(Baton Rouge – October 7, 2011) Saying that the recent release of letter grades for Louisiana public schools is an exercise in intellectual dishonesty, Louisiana Federation of Teachers President Steve Monaghan called on the state’s leaders to stop playing politics, engage in an honest dialogue concerning our the health of our schools, our communities, and our families, and then provide the resources needed to provide every child an equal opportunity to succeed.
“Beyond the headlines, there is nothing new in the information released on Wednesday,” Monaghan said. “New, simple labels for complex problems may create a great opportunity for pithy political sound bites, but they bring us no new information.”
Before Wednesday, schools were rated by a system of stars and labels.
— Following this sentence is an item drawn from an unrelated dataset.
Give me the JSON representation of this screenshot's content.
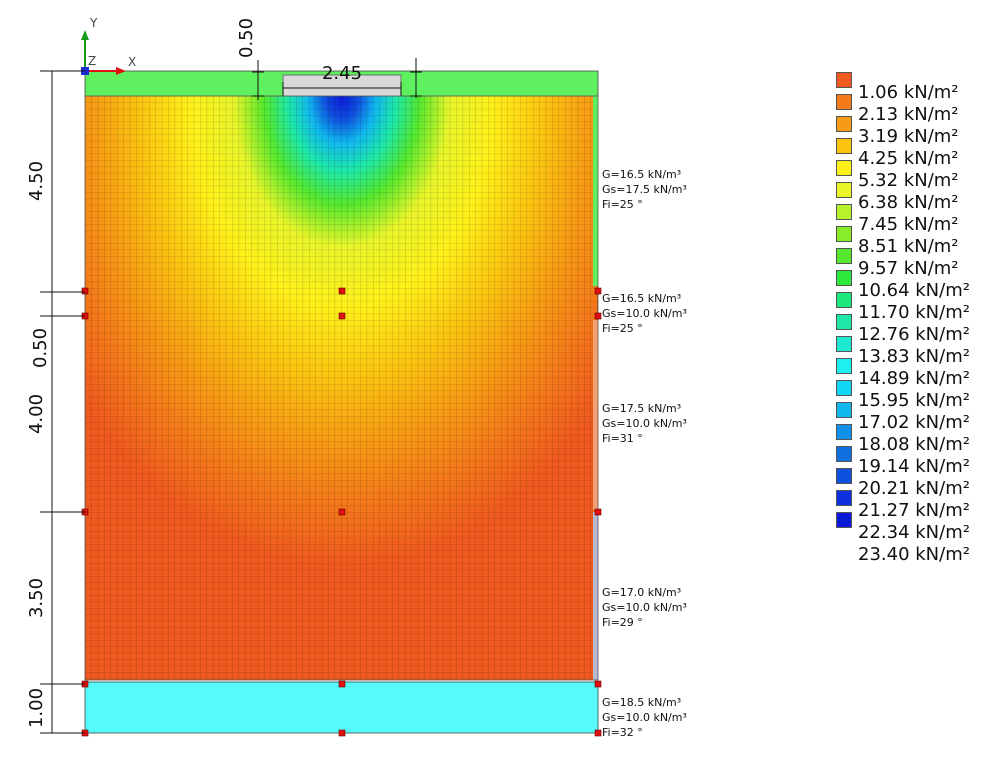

The new system assigns grades of “A” through “F” to schools as well as to school districts.
"Based upon the headlines and the tables accompanying the release of the letter grades," stated Monaghan, "the general public can be left with the impression that an A school such as Benjamin Franklin High School in New Orleans and an F- school such as Valley Park Alternative High in Baton Rouge provide some valid comparison concerning the value of both or either school."
"While in truth, these institutions couldn't be more different in student population and mission," Monaghan said. “The former is a selective admissions school geared to high achievers and the latter serves students with behavioral problems.”
Monaghan said that assigning a single letter grade to a school oversimplifies complex issues and trivializes the numerous factors that contribute to the performance of a school.
“No one should be surprised that schools with selective admissions earned an ‘A,’ or shocked that alternative schools which take in troubled children for short periods are labeled with an ‘F’,” Monaghan said.
“What is lost in the media frenzy over the new labels is the fact that most schools are improving, and that teachers continue to extraordinary lengths to help all students succeed,” Monaghan said.
These gains are underway even though resources for public education have shrunk dramatically. The main funding source for schools, the Minimum Foundation Program, has been frozen for three years, even as costs to local school boards skyrocketed.
School funding outside the MFP has been cut by the Jindal administration, Monaghan said.
“Over $76 million for after school tutorial programs, classroom technology, reading and math initiatives and stipends for nationally certified teachers, was cut by Governor Jindal,” said Monaghan. “These are the very programs that help schools succeed.”
“Many may view the timing of this announcement as an attempt to further the campaign on behalf of a handful of well financed, hand-picked candidates for the legislature and Board of Elementary and Secondary Education more than willing to wear the crown of self-anointed reformer,” Monaghan said.
“While the administration and those who have spent little real time standing before real children in a real classroom continue to lament the ‘unacceptable,’ Louisiana teachers continue to teach and continue to await a clear description of, much less than evidence of a real commitment to, administration's vision of 'world class' schools’."